- Create an affinity score metric that demonstrates how swayable specific elected officials—how quickly and strongly that official aligns behavior to the special interests providing funding.
- Track how official positions change over time—via a bill’s language as it goes through the legislative process—to gauge the influence of special interests.
- Build simple visual models that reveal the inner workings of our legislative process and its consequences.
It’s pretty safe to say that Congress—with an 85 percent average disapproval rating in 2013—has some problems.
One huge reason most Americans would likely agree upon: The system feels gamed. It feels like money from special interests plays a far bigger role in legislation, or the lack of it, than the people’s interests.
We know that vats of cash flow into Washington, DC, every day—campaign contributions, lobbying fees, and so on. But how does that money influence our senators and representatives? Does money change their behavior—votes, sponsored legislation, speeches? And is there a way to visually depict those relationships that shines a light on how our lawmakers work?
Check out the BFF tool to see for yourself. [Right now, the tool is limited to Congressional Leadership.]

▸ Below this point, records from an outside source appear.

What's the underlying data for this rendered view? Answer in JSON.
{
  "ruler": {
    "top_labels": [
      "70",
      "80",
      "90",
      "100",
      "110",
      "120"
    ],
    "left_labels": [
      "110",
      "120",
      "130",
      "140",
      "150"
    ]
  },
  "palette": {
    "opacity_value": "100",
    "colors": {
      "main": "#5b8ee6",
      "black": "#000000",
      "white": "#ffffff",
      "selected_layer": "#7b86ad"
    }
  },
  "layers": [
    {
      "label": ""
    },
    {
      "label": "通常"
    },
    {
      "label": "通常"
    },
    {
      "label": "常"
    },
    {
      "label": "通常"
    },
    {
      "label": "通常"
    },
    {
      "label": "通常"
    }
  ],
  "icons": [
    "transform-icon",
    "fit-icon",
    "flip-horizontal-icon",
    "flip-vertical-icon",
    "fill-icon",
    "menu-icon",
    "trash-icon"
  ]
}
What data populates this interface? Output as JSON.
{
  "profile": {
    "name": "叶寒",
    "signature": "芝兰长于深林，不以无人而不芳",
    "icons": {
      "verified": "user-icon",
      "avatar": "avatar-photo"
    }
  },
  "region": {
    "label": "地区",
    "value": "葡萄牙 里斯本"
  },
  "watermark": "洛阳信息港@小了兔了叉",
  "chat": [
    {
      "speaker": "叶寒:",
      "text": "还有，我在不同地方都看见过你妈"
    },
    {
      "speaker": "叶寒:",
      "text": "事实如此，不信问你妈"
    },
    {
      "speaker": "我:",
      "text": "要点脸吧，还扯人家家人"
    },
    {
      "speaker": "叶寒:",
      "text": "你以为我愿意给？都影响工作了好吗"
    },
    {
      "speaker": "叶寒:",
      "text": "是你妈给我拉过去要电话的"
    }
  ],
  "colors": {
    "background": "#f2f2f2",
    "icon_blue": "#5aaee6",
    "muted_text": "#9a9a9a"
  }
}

DataKind engineer Peter Darche teamed up with some folks in 2013 from the Sunlight Foundation to start chipping away at the problem. And the good news is that because of campaign finance law, there’s a lot of data to be grabbed.
Here are some of the available resources:
• The OpenSecrets lobbying database contains just about every number you’d want to have, including the industries lobbying, and the agencies, issues, and bills lobbied for.
• OpenSecrets also grabs campaign contribution data from the Federal Election Commission, which we scraped using the Sunlight Influence Explorer API.
• OpenSecrets also has a personal finance database containing the myriad information that legislators need to report about all things money.
• The Sunlight Foundation also collected data on the fundraising activities of politicians.
By tagging the financial information to specific industries and coding bills, who sponsored or co-sponsored them, and how officials voted, that data could be weaved together to tell a story about the influence of money.
We are still in the middle of this project, so we haven’t gotten to the stage of analyzing political behavior yet. But even our initial visual models prove something we’ve believed for a long time: money triggers action.
Look at the illustrations below showing Nancy Pelosi’s fundraising activities, the bunching of payments, the votes and sponsored legislation that follows. These relationships will come into great focus as the project moves forward.
We’ve also learned a lot about the data and what we’re going to test next.
We can start creating and testing hypotheses about political behavior. Most importantly, we’ve established a foundation that the data community can now start to build upon, adding data and testing more key relationships.